Chris Wilton (Jonathan Rhys Meyers) é um ex-tenista que, farto do circuito profissional, decide ganhar a vida dando aulas de ténis num clube privado. Lá conhece e torna-se amigo de Tom Hewett (Matthew Goode), que cedo o apresenta à família, que aprecia em Chris a educação, o modo como vingou vindo do nada, e o seu gosto pelas artes. Na casa de campo da família Hewett Chris conhece Nola (Scarlett Johansson), a noiva de Tom, e embora aos poucos comece a passar tempo com a irmã de Tom, Chloe (Emily Mortimer), nunca consegue esquecer Nola.

A aceitação na família Hewett leva Chris a casar com Chloe, e a começar a subir nas empresas da família. Quando, mais tarde Chris reencontra Nola, já separada de Tom, não hesita em começar uma relação com ela. A partir daí Chris terá de escolher entre a paixão quente por Nola e a vida de conforto oferecida pela família de Chloe.

Análise:

2005 marca um ano de mudança na carreira de Woody Allen. Foi o ano em que começou a sua fase europeia. Com uma reputação estável na Europa, e uma carreira em declínio nos Estados Unidos, o realizador percebeu que lhe era economicamente mais rentável filmar em cidades europeias, onde conseguia mais facilmente licenças que em Nova Iorque, teria apoios de instituições locais, e garantia a liberdade criativa que tanto prezava.

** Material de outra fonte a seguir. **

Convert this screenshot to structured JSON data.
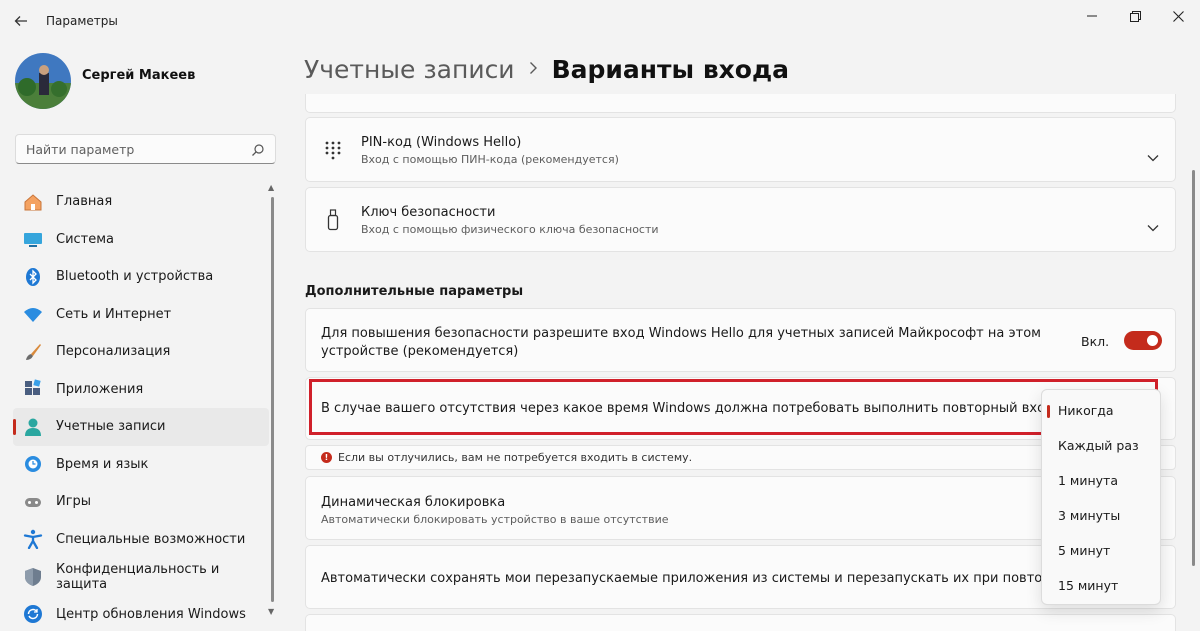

Londres foi a cidade natural para dar esse passo, onde Allen teria o apoio da BBC Films, cuja única imposição foi de que o elenco fosse maioritariamente inglês. Allen acedeu, e apenas Scarlett Johansson marcou a presença americana, num filme que fora inicialmente escrito para decorrer em Nova Iorque.

Mas “Match Point” não se distingue apenas por ser filmado em Londres e ter actores britânicos, os quais nunca tinham trabalhado com Woody Allen antes. O que distingue principalmente o filme, em relação à obra anterior de Allen, é a frescura em termos de interpretações, diálogos e modos de estar, que o torna uma bem vinda ruptura com a obra do realizador.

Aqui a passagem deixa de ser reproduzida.